Of interest to nature watchers are the large great cormorant (2000 pairs) and grey heron (500 pairs) colonies west of Juodkrantė.
It is believed that the herons have nested near Juodkrantė since 17th century, but the cormorants arrived only at the beginning of 19th century. The cormorants were exterminated at the end of the 19th century due to Prussian administration regulations and started to reappear only in the 1970s. The large cormorant colony has damaged the old and fragile forest because the birds' excrement burns tree roots. During last 15 years about 10 ha (25 acres) of forest has died. Fishermen blame the birds for diminishing fish catches, but unlike in Prussia, the regulations now do not allow killing them as both grey heron and great cormorant are protected species in Lithuania.

==Famous people==
- Gustav Fenkohl, a sea- and landscape painter, was born in 1872 in nearby Memel and lived for many years in the village.

==Sport and sailing==

Kitesurfing/Windsurfing

Juodkrantė is one of the best kitesurfing / windsurfing spot and kite flying beaches in Lithuania.
It is open to all wind directions. The Curonian lagoon side is also great for snowkiteboarding.

Sailing

Juodkrantė is on inland waterway from Nida to Klaipėda.

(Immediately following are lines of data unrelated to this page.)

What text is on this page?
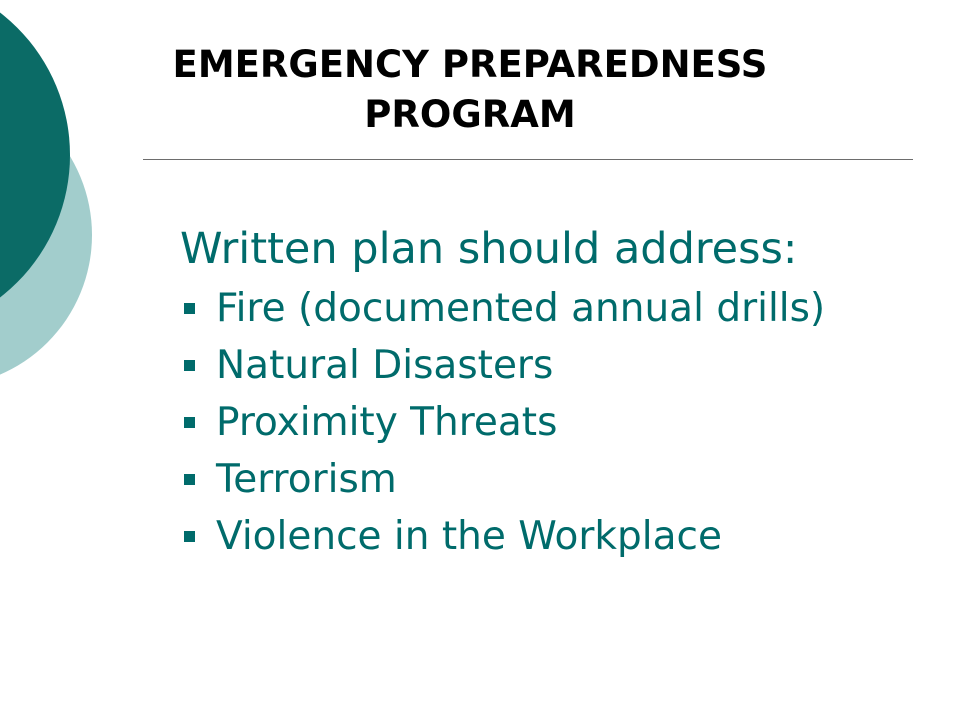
EMERGENCY PREPAREDNESS
PROGRAM
Written plan should address:
Fire (documented annual drills)
Natural Disasters
Proximity Threats
Terrorism
Violence in the Workplace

There are two piers in Juodkrantė for yachts and boats. A yacht club is under development. Navigation - Juodkrantė Lighthouse (20m) int.no 0049 (C3334) - White rectangle on black square metal framework tower with viewing platform. From sea visible only top part.

Paragliding

Juodkrantė is a place of choice for eastern winds. Paragliding sand dune site is south-east from town. Western side - beach dunes are hard to fly.